Sound Has Ears
In the mercy of the more hollow sister A serene fog of moons sprinkled with plum the vexed haint of Quasimoto is patient her tongue leaps from her mouth like a tombstone three times Smooth as ash her favorite word is ‘apothecary’ the bliss in me like the interior of a melting fear as she moves time with an even glance the boorish anvil of rain as she leads me into a gully farther into the hollow sister’s carny lungs teaching me to hear in silence as hearts do
Copyright © 2019 by manuel arturo abreu. Originally published in Poem-a-Day on January 1, 2019, by the Academy of American Poets.
“‘Sound Has Ears’ imagines a journey into the body of a hollow cosmic sister, guided by a quirky witch named Quasimoto (spelled this way as a nod to American DJ and rapper Madlib's alter ego).

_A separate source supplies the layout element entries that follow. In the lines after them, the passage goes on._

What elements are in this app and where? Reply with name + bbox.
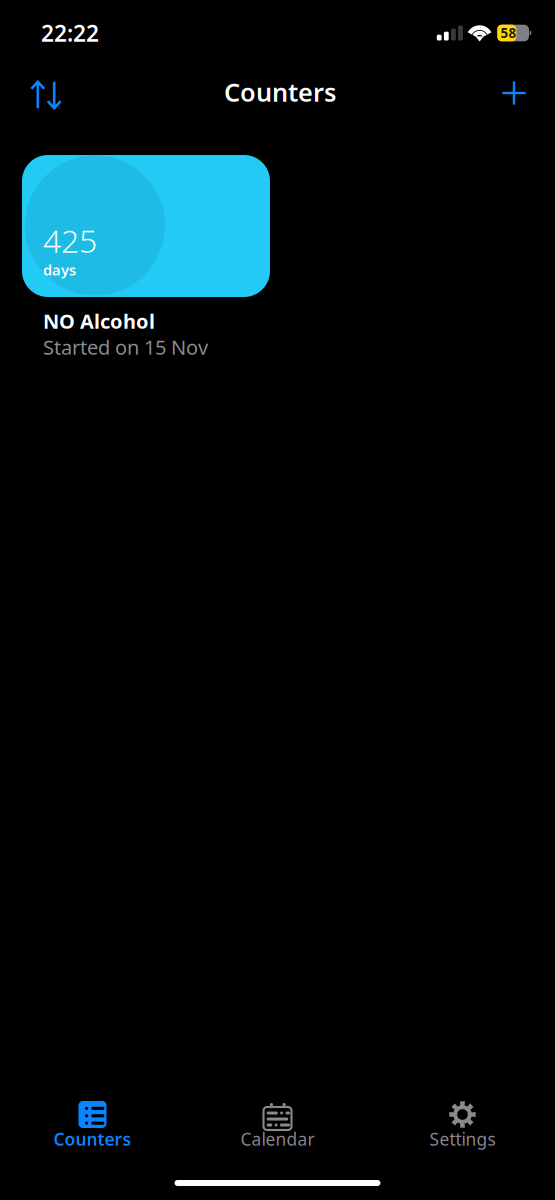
- staticText: 58: [500, 24, 516, 42]
- staticText: Settings: [430, 1128, 496, 1150]
- button[interactable]: Settings: [370, 1100, 555, 1149]
- staticText: Counters: [54, 1128, 132, 1150]
- staticText: Started on 15 Nov: [43, 334, 208, 360]
- staticText: 425: [43, 219, 97, 262]
- button[interactable]: Counters: [0, 1100, 185, 1149]
- button[interactable]: Calendar: [185, 1100, 370, 1149]
- staticText: NO Alcohol: [43, 308, 155, 334]
- button[interactable]: Add counter: [491, 72, 537, 118]
- staticText: Counters: [224, 75, 336, 109]
- staticText: 22:22: [41, 18, 99, 48]
- button[interactable]: Sort counters: [23, 72, 69, 118]
- staticText: days: [43, 260, 76, 280]
- button[interactable]: 425: [22, 155, 270, 358]
- staticText: Calendar: [240, 1128, 314, 1150]
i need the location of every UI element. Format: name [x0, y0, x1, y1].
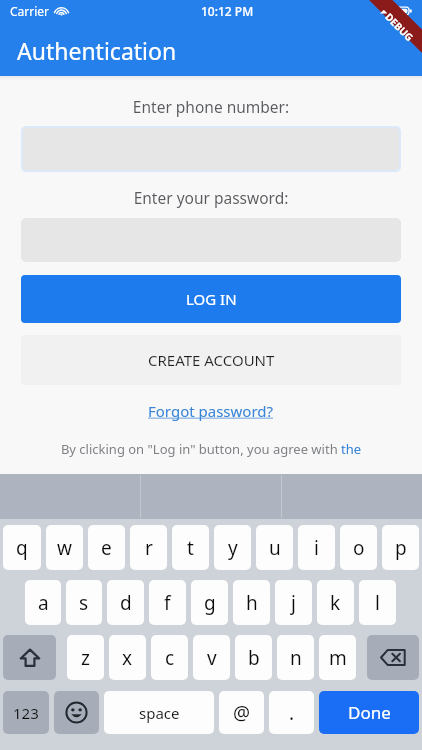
staticText: m: [329, 645, 347, 671]
button[interactable]: .: [269, 691, 314, 734]
staticText: n: [290, 645, 302, 671]
staticText: Done: [348, 701, 391, 724]
button[interactable]: LOG IN: [21, 275, 401, 323]
staticText: By clicking on "Log in" button, you agre…: [21, 440, 401, 458]
button[interactable]: Emoji: [54, 691, 99, 734]
staticText: i: [314, 535, 319, 561]
staticText: q: [16, 535, 28, 561]
staticText: z: [81, 645, 90, 671]
button[interactable]: v: [193, 635, 230, 680]
button[interactable]: d: [107, 580, 144, 625]
staticText: p: [395, 535, 407, 561]
button[interactable]: n: [277, 635, 314, 680]
button[interactable]: m: [319, 635, 356, 680]
staticText: LOG IN: [186, 289, 237, 309]
staticText: @: [233, 700, 251, 726]
button[interactable]: p: [382, 525, 419, 570]
staticText: e: [101, 535, 112, 561]
button[interactable]: Forgot password?: [148, 401, 274, 421]
staticText: Enter your password:: [21, 187, 401, 208]
button[interactable]: w: [46, 525, 83, 570]
button[interactable]: Shift: [3, 635, 56, 680]
staticText: ◤: [380, 8, 389, 17]
button[interactable]: c: [151, 635, 188, 680]
staticText: space: [139, 703, 180, 723]
button[interactable]: q: [3, 525, 41, 570]
staticText: v: [207, 645, 217, 671]
button[interactable]: o: [340, 525, 377, 570]
button[interactable]: k: [317, 580, 354, 625]
staticText: b: [248, 645, 260, 671]
staticText: r: [145, 535, 153, 561]
button[interactable]: t: [172, 525, 209, 570]
button[interactable]: 123: [3, 691, 49, 734]
staticText: h: [246, 590, 258, 616]
staticText: s: [79, 590, 89, 616]
staticText: l: [375, 590, 380, 616]
button[interactable]: h: [233, 580, 270, 625]
staticText: j: [291, 590, 296, 616]
button[interactable]: g: [191, 580, 228, 625]
button[interactable]: z: [67, 635, 104, 680]
staticText: DEBUG: [382, 10, 417, 44]
staticText: Carrier: [10, 3, 50, 19]
staticText: f: [164, 590, 171, 616]
button[interactable]: i: [298, 525, 335, 570]
staticText: 123: [13, 703, 39, 723]
button[interactable]: u: [256, 525, 293, 570]
button[interactable]: e: [88, 525, 125, 570]
button[interactable]: CREATE ACCOUNT: [21, 335, 401, 385]
button[interactable]: Backspace: [367, 635, 419, 680]
button[interactable]: s: [66, 580, 102, 625]
staticText: g: [204, 590, 216, 616]
staticText: Authentication: [17, 35, 177, 66]
staticText: .: [289, 700, 295, 726]
button[interactable]: l: [359, 580, 396, 625]
staticText: d: [120, 590, 132, 616]
button[interactable]: space: [104, 691, 214, 734]
staticText: w: [57, 535, 72, 561]
staticText: CREATE ACCOUNT: [148, 350, 275, 370]
button[interactable]: b: [235, 635, 272, 680]
button[interactable]: y: [214, 525, 251, 570]
button[interactable]: j: [275, 580, 312, 625]
button[interactable]: a: [25, 580, 61, 625]
button[interactable]: Done: [319, 691, 419, 734]
button[interactable]: r: [130, 525, 167, 570]
button[interactable]: f: [149, 580, 186, 625]
staticText: 10:12 PM: [201, 3, 254, 19]
staticText: t: [187, 535, 194, 561]
button[interactable]: @: [219, 691, 264, 734]
staticText: o: [353, 535, 365, 561]
button[interactable]: x: [109, 635, 146, 680]
staticText: Enter phone number:: [21, 96, 401, 117]
staticText: c: [165, 645, 175, 671]
staticText: x: [122, 645, 133, 671]
staticText: u: [269, 535, 281, 561]
staticText: k: [330, 590, 341, 616]
staticText: y: [228, 535, 238, 561]
staticText: a: [38, 590, 49, 616]
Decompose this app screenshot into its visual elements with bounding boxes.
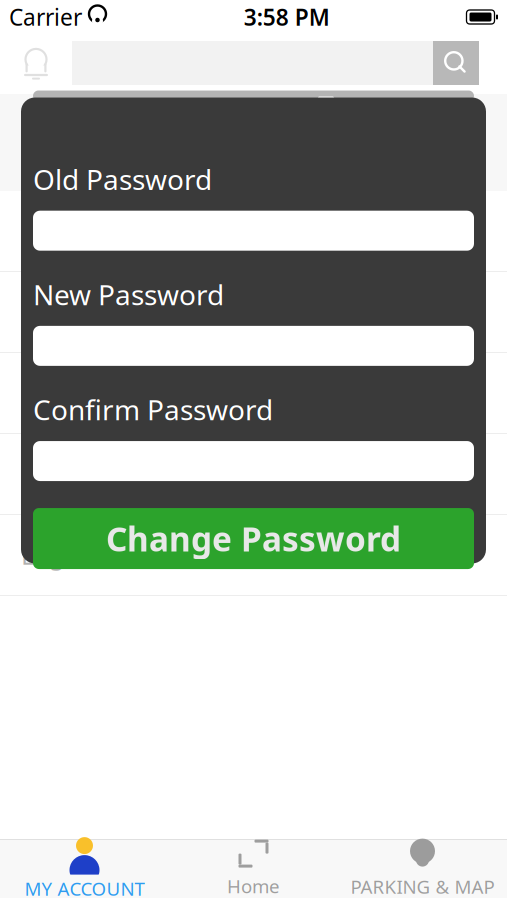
button[interactable]: Confirm Password — [33, 441, 474, 481]
staticText: PARKING & MAP — [350, 874, 494, 899]
button[interactable]: Notifications — [0, 32, 72, 94]
staticText: Confirm Password — [33, 391, 273, 428]
button[interactable]: Settings — [434, 90, 486, 150]
staticText: Home — [227, 874, 280, 898]
staticText: Terms And Conditions — [21, 457, 284, 491]
button[interactable]: New Password — [33, 326, 474, 366]
staticText: MY ACCOUNT — [24, 876, 144, 900]
button[interactable]: Log out — [0, 515, 507, 595]
button[interactable]: Change Password — [33, 508, 474, 569]
button[interactable]: Terms And Conditions — [0, 434, 507, 514]
button[interactable]: Old Password — [33, 211, 474, 251]
button[interactable]: Home — [169, 840, 338, 898]
staticText: Change Password — [106, 516, 401, 561]
staticText: Log out — [21, 538, 112, 572]
staticText: Old Password — [33, 160, 212, 198]
button[interactable]: Search — [433, 41, 479, 85]
button[interactable]: MY ACCOUNT — [0, 840, 169, 898]
staticText: Carrier — [9, 2, 82, 32]
button[interactable]: PARKING & MAP — [338, 840, 507, 898]
staticText: 3:58 PM — [244, 2, 330, 32]
staticText: New Password — [33, 276, 224, 313]
staticText: ahmed.tarek@businessboomers.net — [21, 165, 408, 195]
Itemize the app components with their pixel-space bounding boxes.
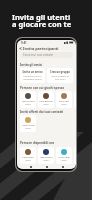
button[interactable]: Luca Bianchi xyxy=(38,91,54,108)
staticText: Invita xyxy=(25,103,31,106)
staticText: Invita un amico xyxy=(22,70,43,74)
staticText: Cerca tra i tuoi contatti xyxy=(23,53,53,57)
staticText: Giulia Conti xyxy=(22,124,35,127)
button[interactable]: Indietro xyxy=(18,46,23,51)
staticText: 9:41 xyxy=(21,41,27,45)
staticText: Invita partecipanti xyxy=(23,46,59,51)
staticText: Gioca insieme ai tuoi amici xyxy=(51,75,69,81)
staticText: Luca Bianchi xyxy=(39,100,53,103)
staticText: Invita xyxy=(61,159,67,162)
staticText: Persone con cui giochi spesso xyxy=(20,86,65,90)
staticText: Anna Verdi xyxy=(58,156,70,159)
staticText: Condividi il link e guadagna bonus xyxy=(23,75,42,81)
button[interactable]: Cerca tra i tuoi contatti xyxy=(20,52,73,58)
staticText: Invita xyxy=(43,103,49,106)
button[interactable]: Tab xyxy=(44,164,49,169)
button[interactable]: Anna Verdi xyxy=(56,147,72,164)
button[interactable]: Giulia Conti xyxy=(20,115,36,132)
staticText: Paolo Ricci xyxy=(22,156,34,159)
button[interactable]: Marco Rossi xyxy=(20,91,36,108)
button[interactable]: Tab xyxy=(28,164,33,169)
button[interactable]: Tab xyxy=(60,164,65,169)
staticText: Invita xyxy=(61,103,67,106)
staticText: Crea un gruppo xyxy=(50,70,70,74)
button[interactable]: Elena Moro xyxy=(38,147,54,164)
button[interactable]: Invita un amico xyxy=(20,68,45,83)
staticText: Invita xyxy=(25,127,31,130)
staticText: Persone disponibili ora xyxy=(20,141,55,145)
staticText: Invita xyxy=(25,159,31,162)
staticText: Invita gli amici xyxy=(20,63,43,67)
staticText: Elena Moro xyxy=(40,156,53,159)
staticText: Sara Neri xyxy=(59,100,69,103)
staticText: Marco Rossi xyxy=(22,100,35,103)
staticText: Inviti offerti dai tuoi contatti xyxy=(20,110,64,114)
button[interactable]: Paolo Ricci xyxy=(20,147,36,164)
button[interactable]: Crea un gruppo xyxy=(47,68,73,83)
button[interactable]: Sara Neri xyxy=(56,91,72,108)
staticText: Invita gli utenti a giocare con te xyxy=(12,12,72,30)
staticText: Invita xyxy=(43,159,49,162)
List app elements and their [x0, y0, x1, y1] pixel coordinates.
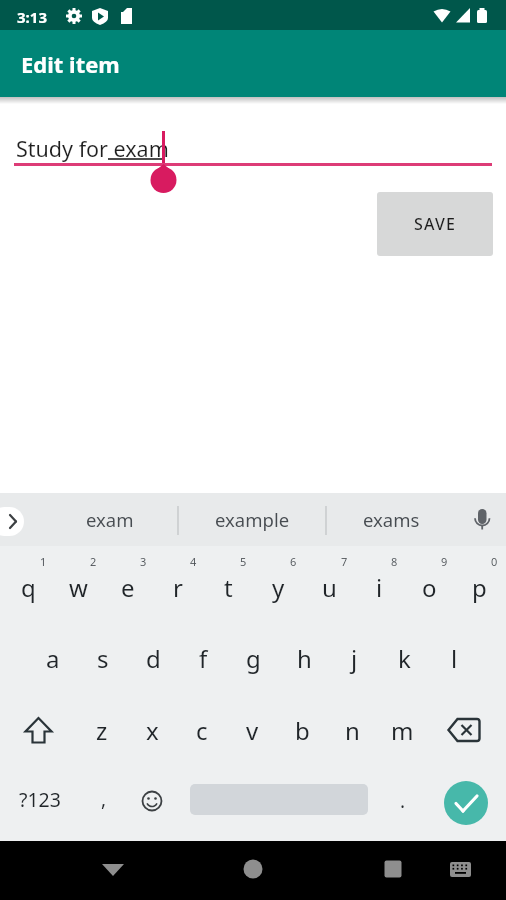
button[interactable] — [0, 507, 24, 536]
staticText: exams — [363, 507, 420, 532]
button[interactable]: example — [180, 493, 324, 546]
staticText: x — [146, 714, 159, 747]
button[interactable] — [130, 771, 174, 831]
staticText: ?123 — [19, 786, 61, 813]
button[interactable]: q — [3, 556, 53, 618]
staticText: Edit item — [21, 49, 120, 79]
staticText: y — [272, 571, 285, 604]
staticText: c — [196, 714, 208, 747]
staticText: 3:13 — [17, 7, 47, 27]
button[interactable] — [444, 852, 480, 886]
staticText: r — [173, 571, 183, 604]
button[interactable]: h — [279, 627, 329, 689]
button[interactable]: w — [53, 556, 103, 618]
button[interactable]: v — [227, 699, 277, 761]
button[interactable]: d — [128, 627, 178, 689]
button[interactable] — [441, 699, 491, 761]
button[interactable]: k — [379, 627, 429, 689]
button[interactable]: s — [78, 627, 128, 689]
button[interactable]: exams — [328, 493, 454, 546]
staticText: example — [215, 507, 290, 532]
staticText: , — [101, 786, 107, 812]
staticText: Study for exam — [16, 134, 169, 163]
staticText: 0 — [491, 554, 498, 569]
staticText: v — [246, 714, 259, 747]
button[interactable]: i — [354, 556, 404, 618]
staticText: 6 — [290, 554, 297, 569]
staticText: u — [322, 571, 337, 604]
staticText: exam — [86, 507, 134, 532]
staticText: m — [391, 714, 414, 747]
staticText: SAVE — [414, 213, 457, 235]
staticText: a — [46, 642, 60, 675]
button[interactable] — [373, 849, 413, 889]
button[interactable]: y — [253, 556, 303, 618]
staticText: q — [21, 571, 36, 604]
button[interactable]: j — [329, 627, 379, 689]
button[interactable]: g — [228, 627, 278, 689]
staticText: 1 — [40, 554, 47, 569]
staticText: . — [400, 788, 406, 814]
button[interactable]: , — [90, 773, 118, 825]
staticText: 9 — [441, 554, 448, 569]
staticText: 4 — [190, 554, 197, 569]
staticText: 5 — [240, 554, 247, 569]
staticText: 8 — [391, 554, 398, 569]
staticText: g — [246, 642, 261, 675]
button[interactable]: n — [327, 699, 377, 761]
button[interactable] — [233, 849, 273, 889]
button[interactable]: z — [77, 699, 127, 761]
button[interactable]: p — [454, 556, 504, 618]
staticText: s — [97, 642, 109, 675]
button[interactable]: . — [389, 773, 417, 829]
button[interactable]: r — [153, 556, 203, 618]
button[interactable] — [444, 781, 488, 825]
button[interactable]: f — [178, 627, 228, 689]
staticText: n — [345, 714, 360, 747]
staticText: 3 — [140, 554, 147, 569]
button[interactable]: ?123 — [12, 769, 68, 829]
button[interactable]: x — [127, 699, 177, 761]
staticText: w — [69, 571, 88, 604]
staticText: 7 — [341, 554, 348, 569]
staticText: k — [398, 642, 411, 675]
button[interactable] — [13, 699, 63, 761]
button[interactable]: m — [377, 699, 427, 761]
button[interactable] — [93, 849, 133, 889]
button[interactable]: c — [177, 699, 227, 761]
staticText: j — [351, 642, 358, 675]
button[interactable]: e — [103, 556, 153, 618]
staticText: 2 — [90, 554, 97, 569]
staticText: o — [422, 571, 437, 604]
button[interactable]: a — [28, 627, 78, 689]
button[interactable]: t — [203, 556, 253, 618]
staticText: b — [295, 714, 310, 747]
button[interactable]: SAVE — [377, 192, 493, 256]
staticText: l — [451, 642, 458, 675]
staticText: d — [146, 642, 161, 675]
staticText: z — [96, 714, 108, 747]
staticText: i — [376, 571, 383, 604]
staticText: p — [472, 571, 487, 604]
staticText: f — [199, 642, 208, 675]
button[interactable]: u — [304, 556, 354, 618]
button[interactable]: o — [404, 556, 454, 618]
staticText: t — [224, 571, 233, 604]
button[interactable]: b — [277, 699, 327, 761]
staticText: h — [297, 642, 312, 675]
button[interactable]: l — [429, 627, 479, 689]
staticText: e — [121, 571, 135, 604]
button[interactable]: exam — [45, 493, 175, 546]
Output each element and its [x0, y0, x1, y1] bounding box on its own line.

The inward journey can serve as a dramatization of the general social need to return to embodiment, but I am more interested in this journey with respect to the title—the idea that sound itself can hear, that sensory input also senses us. Conversely, the dramatization here is of the empty center around which poles of binaries orbit, which I attempted to emphasize with 'polarized' or 'binarized' similes (living tongue moving like a tombstone, bliss felt as fear, etc). To me, there is a didactic element here, or at least an element of desire to be taught/led on the part of the lyric voice: to hear like a heart is to hear the way that sound hears.”